Vide la ragazza agitarsi nervosamente. Il suo piede urtò distrattamente qualcosa di pesante a terra ed entrambi portarono lo sguardo giù.
Era il fucile da caccia dell’Ashford, evidentemente lasciato cadere durante la sua disfatta.
Claire si piegò, posandosi una mano sopra, quasi in una carezza; era come se rappresentasse il suo padrone, il losco uomo che non avrebbe lasciato sprofondare fra le grinfie delle tenebre.
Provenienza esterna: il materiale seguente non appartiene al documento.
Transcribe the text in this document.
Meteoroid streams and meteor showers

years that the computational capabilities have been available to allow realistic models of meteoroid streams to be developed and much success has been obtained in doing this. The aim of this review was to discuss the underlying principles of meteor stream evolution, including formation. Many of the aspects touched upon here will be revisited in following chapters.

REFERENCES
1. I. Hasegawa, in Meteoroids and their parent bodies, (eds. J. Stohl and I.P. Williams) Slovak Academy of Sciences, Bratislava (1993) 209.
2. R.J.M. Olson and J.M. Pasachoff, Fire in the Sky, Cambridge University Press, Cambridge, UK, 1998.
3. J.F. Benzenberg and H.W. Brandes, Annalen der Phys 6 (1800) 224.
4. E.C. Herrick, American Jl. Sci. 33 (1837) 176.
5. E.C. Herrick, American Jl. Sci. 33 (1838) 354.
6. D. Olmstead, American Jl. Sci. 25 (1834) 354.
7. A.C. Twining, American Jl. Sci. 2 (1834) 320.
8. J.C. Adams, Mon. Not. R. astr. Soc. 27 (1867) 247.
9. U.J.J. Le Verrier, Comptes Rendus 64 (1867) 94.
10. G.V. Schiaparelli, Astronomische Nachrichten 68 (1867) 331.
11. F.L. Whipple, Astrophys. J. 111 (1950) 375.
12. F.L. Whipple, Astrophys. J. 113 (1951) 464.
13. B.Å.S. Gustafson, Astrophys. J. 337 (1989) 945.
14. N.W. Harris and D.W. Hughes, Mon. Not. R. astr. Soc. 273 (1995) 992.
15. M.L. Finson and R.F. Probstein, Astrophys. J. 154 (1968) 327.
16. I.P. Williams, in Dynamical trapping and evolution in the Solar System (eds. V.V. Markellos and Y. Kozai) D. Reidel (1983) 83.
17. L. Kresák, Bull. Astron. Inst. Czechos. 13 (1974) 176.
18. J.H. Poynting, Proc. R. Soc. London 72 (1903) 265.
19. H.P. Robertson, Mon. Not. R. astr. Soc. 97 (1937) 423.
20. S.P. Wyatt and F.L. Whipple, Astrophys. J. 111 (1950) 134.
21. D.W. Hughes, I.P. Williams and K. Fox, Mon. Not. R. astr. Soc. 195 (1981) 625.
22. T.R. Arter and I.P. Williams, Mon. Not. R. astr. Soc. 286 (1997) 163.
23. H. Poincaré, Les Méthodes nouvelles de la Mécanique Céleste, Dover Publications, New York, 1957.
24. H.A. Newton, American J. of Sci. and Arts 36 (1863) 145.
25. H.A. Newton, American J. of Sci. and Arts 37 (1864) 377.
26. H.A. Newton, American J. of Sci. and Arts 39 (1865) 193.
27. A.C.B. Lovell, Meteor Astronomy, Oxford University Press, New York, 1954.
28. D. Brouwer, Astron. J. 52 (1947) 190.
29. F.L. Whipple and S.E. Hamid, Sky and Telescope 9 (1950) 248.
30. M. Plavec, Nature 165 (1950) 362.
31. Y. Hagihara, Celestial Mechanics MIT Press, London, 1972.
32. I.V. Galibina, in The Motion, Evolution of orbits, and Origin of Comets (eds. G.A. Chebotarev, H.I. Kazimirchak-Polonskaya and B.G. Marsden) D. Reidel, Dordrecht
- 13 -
Lo strinse fra le dita, mentre il suo cuore si struggeva, non sopportando l’idea che l’altolocato signore di quel teatro maledetto fosse stato ingannato e lasciato solo ancora una volta; sapeva cosa c’era in quei meandri, sapeva quanto quell’equilibrio era fragile, dunque sapeva quanto quel cuore fosse spezzato e dolorante in quel momento.
Quindi imbracciò l’arma, portando al petto quella parte di lui, con quella determinazione negli occhi che la caratterizzava, che la rendeva La Donna che aveva fra le sue mani quel destino.
Il destino di cambiare quello scenario, scegliere se sarebbe stato un sipario calato oppure appena innalzato.
Imboccò le scale e prese a scendere velocemente, in balia dell’istinto che la stava guidando.
 
“Non lo so, non lo so. Forza, muoviti!”
 
Il ragazzo strinse i denti, non riuscendo a capacitarsi in nessun modo di quanto stesse accadendo. Come se non bastasse, un allarme cominciò a risuonare per i laboratori; qualcosa doveva averli fatti azionare.
Alzò gli occhi al cielo, disorientato, dopodiché si affrettò a correre dietro Claire per le scale.
 
 
 
 
 
***
 
 
 
 
 
 
 
“Quando all’animo sensitivo è inferta una ferita profonda, che però non uccide il corpo, l’animo si riprende quando il corpo guarisce.
Ma solo apparentemente.
In realtà, è solo il meccanismo delle abitudini che torna in funzione.
Lentamente, molto lentamente, la ferita dell’anima inizia a farsi sentire, come un livido che solo lentamente fa affiorare un dolore intenso, fino a riempire l’intera psiche.
E quando si pensa di essere guariti e di aver dimenticato, è allora che ci si imbatte nelle conseguenze più terribili.”